4.4. Updating the CoreEnv

For the sake of completeness we also show two more minor modifications required in the CoreEnv, which are not too important for this tutorial at the moment. In short, the StructuredEnv interface supports interaction patterns beyond standard Gym environments to model for example hierarchical or multi-agent RL problems. We will get back to this in our more advanced tutorials.

The code below defines that the current version of the environment requires only one actor (id 0) with a single policy (id 0) that is never done.

from maze.core.env.structured_env import ActorID

class Cutting2DCoreEnvironment(CoreEnv):


    def is_actor_done(self) -> bool:
        """Returns True if the just stepped actor is done, which is different to the done flag of the environment."""
        return False

    def actor_id(self) -> ActorID:
        """Returns the currently executed actor along with the policy id. The id is unique only with
        respect to the policies (every policy has its own actor 0).
        Note that identities of done actors can not be reused in the same rollout.
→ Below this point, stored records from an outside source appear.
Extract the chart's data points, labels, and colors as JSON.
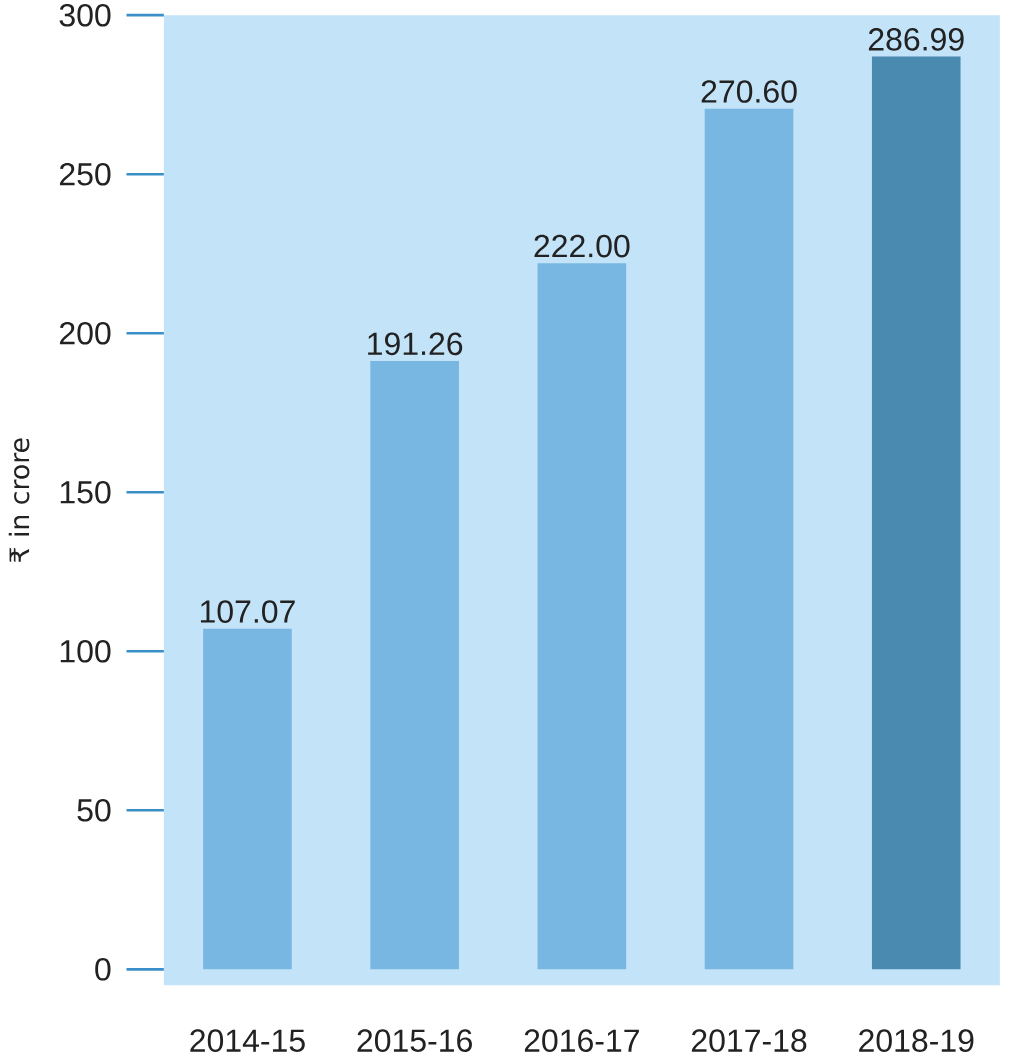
{
  "chart_data": {
    "type": "bar",
    "ylabel": "₹ in crore",
    "categories": [
      "2014-15",
      "2015-16",
      "2016-17",
      "2017-18",
      "2018-19"
    ],
    "values": [
      107.07,
      191.26,
      222.0,
      270.6,
      286.99
    ],
    "value_labels": [
      "107.07",
      "191.26",
      "222.00",
      "270.60",
      "286.99"
    ],
    "colors": [
      "#78b7e2",
      "#78b7e2",
      "#78b7e2",
      "#78b7e2",
      "#4a8ab0"
    ],
    "ylim": [
      -5,
      300
    ],
    "yticks": [
      0,
      50,
      100,
      150,
      200,
      250,
      300
    ],
    "grid": false
  }
}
        :return: The current actor, as tuple (policy id, actor number).
        return ActorID(step_key=0, agent_id=0)


4.5. Test Script

The following snippet will instantiate the environment and run it for 15 steps.
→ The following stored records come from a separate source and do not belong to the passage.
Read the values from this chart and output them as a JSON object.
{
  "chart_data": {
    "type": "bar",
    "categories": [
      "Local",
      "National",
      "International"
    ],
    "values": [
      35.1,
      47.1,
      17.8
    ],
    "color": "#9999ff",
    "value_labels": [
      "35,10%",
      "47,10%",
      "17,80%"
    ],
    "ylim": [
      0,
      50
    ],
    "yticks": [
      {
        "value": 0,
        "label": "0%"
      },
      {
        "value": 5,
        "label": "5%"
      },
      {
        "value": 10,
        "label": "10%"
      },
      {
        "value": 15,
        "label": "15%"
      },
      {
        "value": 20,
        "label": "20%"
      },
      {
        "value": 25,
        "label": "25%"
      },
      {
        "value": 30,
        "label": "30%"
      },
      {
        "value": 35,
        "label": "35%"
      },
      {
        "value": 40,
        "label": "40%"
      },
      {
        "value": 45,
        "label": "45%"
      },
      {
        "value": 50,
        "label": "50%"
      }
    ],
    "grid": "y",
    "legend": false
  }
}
Note that (compared to the previous example) we are now:

  • working with observations and actions instead of MazeStates and MazeActions

  • able to sample actions from the action_space object

""" Test script CoreEnv """
from tutorial_maze_env.part03_maze_env.env.maze_env import maze_env_factory

def main():
    # init maze environment including observation and action interfaces
    env = maze_env_factory(max_pieces_in_inventory=10,
                           raw_piece_size=[100, 100],
                           static_demand=(30, 15))

    # reset environment
    obs = env.reset()
    # run interaction loop
    for i in range(15):
        # sample random action
        action = env.action_space.sample()
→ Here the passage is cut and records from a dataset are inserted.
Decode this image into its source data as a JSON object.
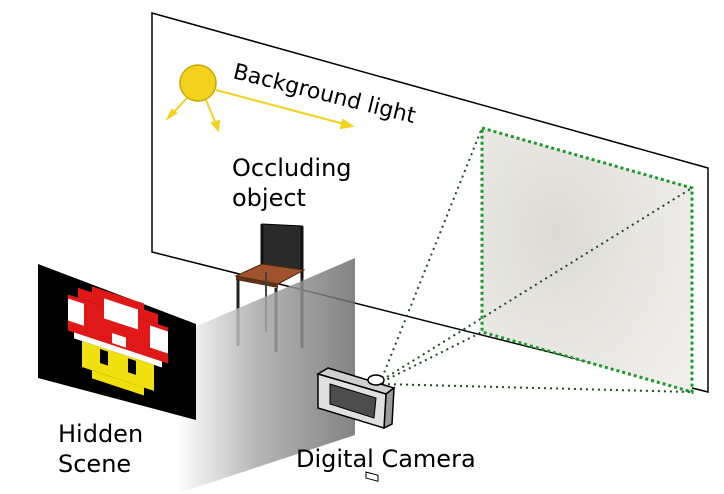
{
  "labels": {
    "background_light": "Background light",
    "occluding_line1": "Occluding",
    "occluding_line2": "object",
    "hidden_line1": "Hidden",
    "hidden_line2": "Scene",
    "camera": "Digital Camera"
  },
  "colors": {
    "light": "#f2d21c",
    "light_stroke": "#c9a800",
    "fov_dotted_green": "#1a9a2a",
    "fov_dotted_dark": "#1e4d1e",
    "chair_seat": "#a0522d",
    "chair_back": "#2a2a2a",
    "mushroom_red": "#e01818",
    "mushroom_yellow": "#f0e010",
    "scene_bg": "#000000"
  },
  "icons": {
    "light": "sun-bulb-icon",
    "chair": "chair-icon",
    "camera": "camera-icon",
    "mushroom": "pixel-mushroom-icon"
  }
}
        # take actual environment step
        obs, reward, done, info = env.step(action)
        print(f"reward {reward} | done {done} | info {info}")

if __name__ == "__main__":
    """ main """
reward -1 | done False | info {'msg': 'valid_cut'}
reward 0 | done False | info {'msg': 'valid_cut'}
reward 0 | done False | info {'msg': 'valid_cut'}
reward 0 | done False | info {'error': 'piece_id_out_of_bounds'}
reward 0 | done False | info {'error': 'piece_id_out_of_bounds'}